Le festival de Fès a vu le jour, il y a dix ans, sous la houlette de Faouzi Skalli (anthropologue) et depuis, le festival a évolué pour devenir un «remarquable événement international» où l'on apprécie la musique qu'elle soit sacrée ou profane, a confié ce musicologue dans un entretien à la radio «Afropop». Traitant du soufisme marocain, il a assuré que l'Islam sunnite est fondé sur le Coran et la tradition du Prophète et les confréries religieuses puisent leurs inspirations de l'héritage de Chioukhs ou saints hommes qui sont vénérés pour leur action dans la diffusion des enseignements de l'Islam. Au Maroc, dit-il, les confréries religieuses comme Tijania, Jilala, Hmadcha ont leurs propres rituels, leurs propres liturgies et leurs styles et genres de cantiques.

De son côté, Mme Deborah Kapchan a assuré que les Gnawas ne sont pas des païens mais des musulmans pieux. Les Gnawas invoquent constamment dans leurs cantiques Dieu et le Prophète Mohammed. Les confiner dans un cadre exotique ou profane constituerait une offense pour eux, a-t-elle indiqué. Quant aux membres de la confrérie des Jilala, ils ont déclaré à la radio qu'à l'instar des groupes des Gnawas, Hmadcha ou autres, la musique des Jilala est usée à des fins thérapeutiques, soulignant que les gens qui se sentent psychiquement malades, organisent des veillées agrémentées de musique genre Jilala pour chasser les mauvais esprits.

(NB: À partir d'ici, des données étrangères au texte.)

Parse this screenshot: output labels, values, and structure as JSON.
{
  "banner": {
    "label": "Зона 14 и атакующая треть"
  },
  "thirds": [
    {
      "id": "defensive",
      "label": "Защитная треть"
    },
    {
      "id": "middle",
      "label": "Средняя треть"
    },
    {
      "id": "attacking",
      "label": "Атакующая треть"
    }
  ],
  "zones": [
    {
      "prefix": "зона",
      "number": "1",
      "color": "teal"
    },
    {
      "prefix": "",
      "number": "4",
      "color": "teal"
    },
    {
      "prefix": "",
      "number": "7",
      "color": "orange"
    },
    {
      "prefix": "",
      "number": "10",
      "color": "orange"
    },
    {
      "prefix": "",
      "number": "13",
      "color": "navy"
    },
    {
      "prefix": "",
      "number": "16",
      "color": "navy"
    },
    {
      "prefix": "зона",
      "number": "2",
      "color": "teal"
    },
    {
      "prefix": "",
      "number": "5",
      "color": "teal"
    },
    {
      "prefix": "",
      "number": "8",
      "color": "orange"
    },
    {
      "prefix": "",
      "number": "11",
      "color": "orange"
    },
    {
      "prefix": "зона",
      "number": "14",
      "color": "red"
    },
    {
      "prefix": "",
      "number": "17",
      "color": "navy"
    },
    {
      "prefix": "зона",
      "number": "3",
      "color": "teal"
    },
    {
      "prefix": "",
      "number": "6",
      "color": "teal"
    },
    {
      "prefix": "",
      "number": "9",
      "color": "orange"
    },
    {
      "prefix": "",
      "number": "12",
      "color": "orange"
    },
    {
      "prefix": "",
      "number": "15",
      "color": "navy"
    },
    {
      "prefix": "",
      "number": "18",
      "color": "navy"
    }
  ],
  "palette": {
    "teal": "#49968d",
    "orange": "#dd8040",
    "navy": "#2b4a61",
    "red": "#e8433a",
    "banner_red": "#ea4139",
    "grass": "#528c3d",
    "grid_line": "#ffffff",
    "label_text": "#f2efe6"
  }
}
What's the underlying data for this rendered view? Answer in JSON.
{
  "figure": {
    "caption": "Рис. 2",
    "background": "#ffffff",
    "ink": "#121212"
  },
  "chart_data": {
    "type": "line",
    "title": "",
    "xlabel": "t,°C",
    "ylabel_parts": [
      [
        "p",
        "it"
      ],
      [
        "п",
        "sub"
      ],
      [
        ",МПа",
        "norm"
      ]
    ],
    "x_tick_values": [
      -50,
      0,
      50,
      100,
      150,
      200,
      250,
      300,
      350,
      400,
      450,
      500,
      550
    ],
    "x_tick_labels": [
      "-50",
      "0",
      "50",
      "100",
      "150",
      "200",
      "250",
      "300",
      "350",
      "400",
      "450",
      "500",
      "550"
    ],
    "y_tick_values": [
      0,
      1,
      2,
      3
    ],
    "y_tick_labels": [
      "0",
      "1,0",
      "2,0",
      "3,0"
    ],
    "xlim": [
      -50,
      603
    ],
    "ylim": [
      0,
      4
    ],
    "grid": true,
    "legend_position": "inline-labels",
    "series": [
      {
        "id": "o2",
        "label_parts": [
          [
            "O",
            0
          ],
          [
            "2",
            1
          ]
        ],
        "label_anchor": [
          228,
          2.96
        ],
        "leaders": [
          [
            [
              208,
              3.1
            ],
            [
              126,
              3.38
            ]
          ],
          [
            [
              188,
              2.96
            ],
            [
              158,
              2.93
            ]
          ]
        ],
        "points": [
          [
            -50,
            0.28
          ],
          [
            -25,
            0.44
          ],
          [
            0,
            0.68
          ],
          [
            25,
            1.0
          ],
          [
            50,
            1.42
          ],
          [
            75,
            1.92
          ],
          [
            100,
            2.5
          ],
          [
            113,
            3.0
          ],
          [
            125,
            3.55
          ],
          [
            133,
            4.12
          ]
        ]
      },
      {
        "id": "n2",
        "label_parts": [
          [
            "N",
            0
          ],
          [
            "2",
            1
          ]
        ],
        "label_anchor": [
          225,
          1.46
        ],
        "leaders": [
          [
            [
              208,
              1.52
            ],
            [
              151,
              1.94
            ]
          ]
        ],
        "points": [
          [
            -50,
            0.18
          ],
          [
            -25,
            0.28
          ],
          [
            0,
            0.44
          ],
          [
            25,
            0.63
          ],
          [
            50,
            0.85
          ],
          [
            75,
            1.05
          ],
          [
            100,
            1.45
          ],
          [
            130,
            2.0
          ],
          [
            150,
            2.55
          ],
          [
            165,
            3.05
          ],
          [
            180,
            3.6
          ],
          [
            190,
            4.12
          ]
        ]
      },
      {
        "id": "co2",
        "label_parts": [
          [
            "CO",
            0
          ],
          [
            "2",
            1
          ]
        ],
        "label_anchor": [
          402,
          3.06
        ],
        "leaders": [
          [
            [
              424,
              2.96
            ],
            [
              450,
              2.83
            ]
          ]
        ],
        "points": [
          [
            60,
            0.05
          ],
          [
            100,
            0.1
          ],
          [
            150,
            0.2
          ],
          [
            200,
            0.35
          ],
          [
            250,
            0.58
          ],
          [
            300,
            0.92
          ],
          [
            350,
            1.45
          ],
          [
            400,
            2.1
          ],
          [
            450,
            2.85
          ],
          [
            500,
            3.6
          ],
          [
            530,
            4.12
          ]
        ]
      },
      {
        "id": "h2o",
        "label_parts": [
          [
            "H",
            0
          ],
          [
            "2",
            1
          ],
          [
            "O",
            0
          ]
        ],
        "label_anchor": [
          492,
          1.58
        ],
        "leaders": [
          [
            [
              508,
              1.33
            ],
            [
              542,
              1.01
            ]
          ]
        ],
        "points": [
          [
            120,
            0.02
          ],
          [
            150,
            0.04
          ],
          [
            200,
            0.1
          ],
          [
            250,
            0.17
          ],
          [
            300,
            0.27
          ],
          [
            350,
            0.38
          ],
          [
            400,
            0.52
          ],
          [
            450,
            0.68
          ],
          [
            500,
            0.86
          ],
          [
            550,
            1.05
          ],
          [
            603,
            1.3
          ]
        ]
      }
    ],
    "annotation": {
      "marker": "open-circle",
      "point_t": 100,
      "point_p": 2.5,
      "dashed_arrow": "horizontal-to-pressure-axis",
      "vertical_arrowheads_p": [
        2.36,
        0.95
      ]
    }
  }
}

La radio n'a pas manqué d'évoquer le programme alléchant du 11e festival de Fès (3-11 juin 2005), qui verra, comme les précédentes éditions, la participation d'artistes célèbres tels Ravi Shankar et Anouchka Shankar, Kadem Saher, et des groupes liturgiques du Zanzibar, Ouzbékistan, Tadjikistan, Inde, Japon, France et Espagne.

Des séminaires sous l'intitulé général «une âme pour la mondialisation» sont également prévus pour débattre de divers thèmes tels que «Occident, Islam et démocratie», «Conflits culturels, médias et médiation», «L'éducation à la diversité», «Le Maroc et les cultures de la médiation», a encore précisé la radio.